Окей, тем временем мы с нашим западничеством переселяемся на Запад и пытаемся найти единомышленников, так как одному – холодно и скучно, и можно корни подморозить. И что видит наш западник, по мере того, как барьеры, воздвигнутые языком и бэкграундом, постепенно рассеиваются? Что о вездесущей парламентской демократии, о великой свободе западного мира, о том, что рынок, как универсальный инструмент, может выстроить из гатчинских бараков Колизей, твердят не просто странные, а без преувеличения отвратительные и костные консерваторы-республиканцы, причем самого правого, то есть мракобесного извода, вроде уже упоминавшегося движения Чаепития. А их одни только лица вызывают в памяти митинги коммунистов начала девяностых, когда хромых на голову потянуло к свободе слово. То есть быдло. А вот наши университетские коллеги – все на подбор какие-то скептики и пессимисты, по крайней мире, никакой осанны западному миру петь не хотят, говорят о трудностях и проблемах, уверяют, что еще никто убедительно не доказал, что парламентская демократия обязательно приводит к экономическому процветанию, ругают не только Буша, но и Обаму за то, что обещал вывести войска из Афгана и Ирака, но так и не вывел. Ну и так далее.
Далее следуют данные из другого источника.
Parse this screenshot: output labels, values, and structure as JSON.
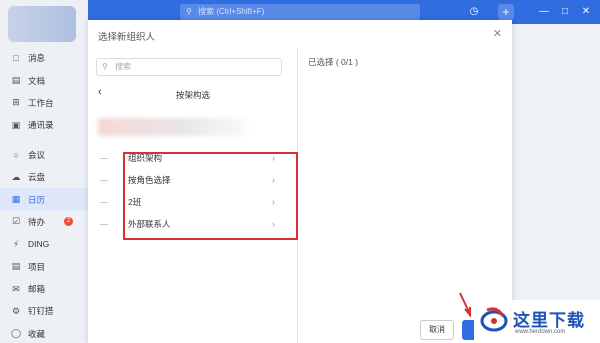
{
  "titlebar": {
    "search_placeholder": "搜索 (Ctrl+Shift+F)",
    "icons": [
      "history-icon",
      "plus-icon",
      "minimize-icon",
      "maximize-icon",
      "close-icon"
    ]
  },
  "sidebar": {
    "items": [
      {
        "label": "消息",
        "icon": "message-icon"
      },
      {
        "label": "文档",
        "icon": "document-icon"
      },
      {
        "label": "工作台",
        "icon": "workbench-icon"
      },
      {
        "label": "通讯录",
        "icon": "contacts-icon"
      },
      {
        "label": "会议",
        "icon": "meeting-icon"
      },
      {
        "label": "云盘",
        "icon": "cloud-icon"
      },
      {
        "label": "日历",
        "icon": "calendar-icon",
        "active": true
      },
      {
        "label": "待办",
        "icon": "todo-icon",
        "badge": "2"
      },
      {
        "label": "DING",
        "icon": "ding-icon"
      },
      {
        "label": "项目",
        "icon": "project-icon"
      },
      {
        "label": "邮箱",
        "icon": "mail-icon"
      },
      {
        "label": "钉钉搭",
        "icon": "builder-icon"
      },
      {
        "label": "收藏",
        "icon": "favorite-icon"
      }
    ]
  },
  "dialog": {
    "title": "选择新组织人",
    "left": {
      "search_placeholder": "搜索",
      "structure_title": "按架构选",
      "options": [
        {
          "label": "组织架构"
        },
        {
          "label": "按角色选择"
        },
        {
          "label": "2班"
        },
        {
          "label": "外部联系人"
        }
      ]
    },
    "right": {
      "selected_label": "已选择 ( 0/1 )"
    },
    "buttons": {
      "cancel": "取消"
    }
  },
  "watermark": {
    "text": "这里下载",
    "url": "www.herdown.com"
  },
  "colors": {
    "brand": "#2f6de1",
    "highlight_box": "#d63030",
    "badge": "#f0493e"
  }
}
То есть наш западник, весьма неожиданно для себя оказывается перед непростым выбором: если упорно оставаться на твердокаменных западнических позициях, то он должен примкнуть к самым оголтелым мракобесам типа правых республиканцев (и так, кстати говоря, большинство наших бывших соотечественников и делает). А если он хочет быть вместе со всем, так сказать, мыслящим человечеством, то он должен начать ревизию своих взглядов и, взглянув правде в лицо, уяснить, что его единственные единомышленники на Западе, это так называемые левые.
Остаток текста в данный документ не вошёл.